Verflochten im Damals.
Lange im Herzen
bewahrt.
Erinnerung.
Gedichte von Margrith Peralta
So von Baum zu Baum und Busch zu Busch
«Also verstehen tue ich das nicht, das geht mit nicht in die Krone», bäumt der Baum seiner Nebenbaumin zu. Vielleicht sind mit dafür gerade die Äste zu frostig oder der Stamm zu kalt. «Hat denn dieser einfältige Busch nicht verstanden seine Blätter abzuwerfen? – Sind Büsche dazu nicht schlau genug oder nicht in der Lage? – Was meinst du?» - Seine Nebenbaumin überastet und bewurzelt diese Frage und auch ihr fällt das Überbäumen und sich Einbuschen bei dieser Kälte schwer.
«Wir hören euch!» büschelt einer der Büsche nebenan ein wenig erbauscht. «Wir entblättern uns halt einfach nicht so gerne, das ist nicht unsere Art. Wir bäumen uns auch nicht besonders gerne auf, wie ihr sehen könnt. Lieber büscheln wir uns zusammen und blättern uns voll, zum Schutz, zur Sicherheit und zur Abgrenzung vor neugierigen Blicken.»
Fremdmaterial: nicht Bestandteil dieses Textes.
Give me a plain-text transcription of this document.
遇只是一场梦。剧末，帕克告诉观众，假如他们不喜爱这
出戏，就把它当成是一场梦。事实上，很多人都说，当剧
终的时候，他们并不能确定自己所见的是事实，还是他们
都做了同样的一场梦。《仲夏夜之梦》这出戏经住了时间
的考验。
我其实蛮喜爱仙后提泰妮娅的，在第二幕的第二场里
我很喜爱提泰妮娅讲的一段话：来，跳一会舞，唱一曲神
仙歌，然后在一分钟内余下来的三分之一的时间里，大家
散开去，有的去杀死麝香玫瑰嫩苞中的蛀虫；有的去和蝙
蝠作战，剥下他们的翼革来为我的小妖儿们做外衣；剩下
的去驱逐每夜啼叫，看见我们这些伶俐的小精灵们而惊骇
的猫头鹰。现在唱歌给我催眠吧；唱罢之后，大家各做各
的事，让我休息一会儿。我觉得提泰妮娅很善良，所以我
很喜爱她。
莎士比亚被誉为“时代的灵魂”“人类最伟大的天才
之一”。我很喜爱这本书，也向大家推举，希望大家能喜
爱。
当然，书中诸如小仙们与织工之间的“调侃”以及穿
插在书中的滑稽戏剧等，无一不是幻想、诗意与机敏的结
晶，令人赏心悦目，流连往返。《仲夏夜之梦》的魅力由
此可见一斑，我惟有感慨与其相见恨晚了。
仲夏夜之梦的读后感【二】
«Oh, Aha», blättert und stammelt der Baum.
«Übrigens lassen wir uns auch nicht so leicht entwurzeln. Unsere Abstammung ist uns weniger wichtig. Wir mögen es zu knospen, erblühen und verduften macht uns Spass. Es kribbelt so schön und wir schütteln uns dabei vor Lachen, ausserdem gibt es wunderbar warm».
«Hallo – da hätten wir aber auch noch etwas einzuzwitschern», melden sich ein paar Spatzen. «Aufplustern ist bei dieser Kälte lebensnotwendig und das geht fast nur auf einem entblätterten Ast. Aber in den Büschen wird gespatzt, gezwitschert und kräftig geschimpft. Das geht nun wieder auf euch Bäumen nicht, verständlich, oder? Man wäre ja total ausgestellt. Buschen und spatzen im Busch, erbäumen und plustern auf dem Baum. So machen wir das. Lustig finden wir übrigens auch das Straucheln im Strauch hier nebenan».
«Straucheln, ich hör ja wohl nicht richtig!» Was fällt euch eigentlich ein zu uns zum Straucheln zu kommen!» Empörte sich ein Strauch in der Nähe….
… und wenn sie sich
nicht entbäumt, verspatzt, ausgebuscht und entblättert, oder sich alle zusammen
verstrauchtelt haben, dann zwitschert, ästet und blättert es noch heute.